Investors often scrutinize the timing of large‑scale capital expenditures—such as new 300‑mm SiC fabs—against demand forecasts. Onsemi’s current outlook suggests that management is confident in sufficient demand to justify incremental capacity expansion, provided that yield improvements continue to offset the high capital costs.

Design Complexity vs Manufacturing Capabilities

Modern chip design complexity has outpaced traditional manufacturing capabilities in several key areas. For power devices, design engineers must integrate advanced power‑management architectures (e.g., soft‑switching topologies, synchronous rectifiers) with tight electromagnetic interference (EMI) constraints. These requirements necessitate co‑optimization of device physics, circuit design, and packaging.

Onsemi’s emphasis on high‑performance power devices reflects a strategic alignment between design innovation and manufacturing capability. By leveraging mature 300‑mm SiC processes, the company can deliver devices that meet aggressive performance targets while maintaining reasonable cost and yield. This balance is essential for sustaining profitability in a market that rewards technical differentiation without sacrificing volume.
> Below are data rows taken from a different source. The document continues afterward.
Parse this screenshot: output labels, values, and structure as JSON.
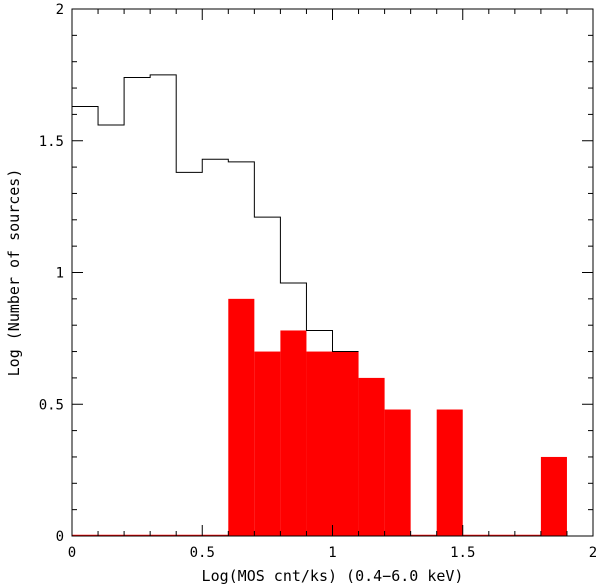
{
  "colors": {
    "background": "#ffffff",
    "axes": "#000000",
    "outline": "#000000",
    "fill": "#ff0000"
  },
  "chart_data": {
    "type": "bar",
    "title": "",
    "xlabel": "Log(MOS cnt/ks) (0.4−6.0 keV)",
    "ylabel": "Log (Number of sources)",
    "xlim": [
      0,
      2
    ],
    "ylim": [
      0,
      2
    ],
    "xticks": [
      0,
      0.5,
      1,
      1.5,
      2
    ],
    "xtick_labels": [
      "0",
      "0.5",
      "1",
      "1.5",
      "2"
    ],
    "yticks": [
      0,
      0.5,
      1,
      1.5,
      2
    ],
    "ytick_labels": [
      "0",
      "0.5",
      "1",
      "1.5",
      "2"
    ],
    "grid": false,
    "bin_edges": [
      0,
      0.1,
      0.2,
      0.3,
      0.4,
      0.5,
      0.6,
      0.7,
      0.8,
      0.9,
      1.0,
      1.1,
      1.2,
      1.3,
      1.4,
      1.5,
      1.6,
      1.7,
      1.8,
      1.9
    ],
    "series": [
      {
        "style": "step-outline",
        "values": [
          1.63,
          1.56,
          1.74,
          1.75,
          1.38,
          1.43,
          1.42,
          1.21,
          0.96,
          0.78,
          0.7
        ]
      },
      {
        "style": "filled",
        "values": [
          0,
          0,
          0,
          0,
          0,
          0,
          0.9,
          0.7,
          0.78,
          0.7,
          0.7,
          0.6,
          0.48,
          0,
          0.48,
          0,
          0,
          0,
          0.3
        ]
      }
    ]
  }
}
Broader Implications for the Semiconductor Ecosystem

The convergence of automotive electrification, data‑center densification, and artificial‑intelligence workloads underscores the need for robust power‑semiconductor solutions. Onsemi’s positive outlook amid a broader industry re‑evaluation highlights several broader trends:

  1. Resilient Supply Chains – The shift toward diversified manufacturing hubs and the adoption of local production for critical components can mitigate geopolitical risks.
  2. Hybrid Process Nodes – The coexistence of advanced logic nodes and mature power‑device nodes illustrates a differentiated approach to process technology that balances performance and yield.
  3. Capital Efficiency – Firms that can optimize capital equipment cycles while achieving high yield are positioned to capture market share in both automotive and data‑center segments.
  4. Design‑Manufacturing Co‑Evolution – As design complexity escalates, manufacturers must continue to enhance their process capabilities and provide design‑enablement tools that enable rapid innovation cycles.

Onsemi’s reported revenue beat and improved earnings outlook, combined with its focus on SiC power devices and AI data‑center growth, suggest that the company is well‑positioned to capitalize on these industry dynamics. Continued attention to yield optimization, capital investment timing, and the interplay between design complexity and manufacturing capabilities will remain critical for sustaining its competitive advantage in the semiconductor landscape.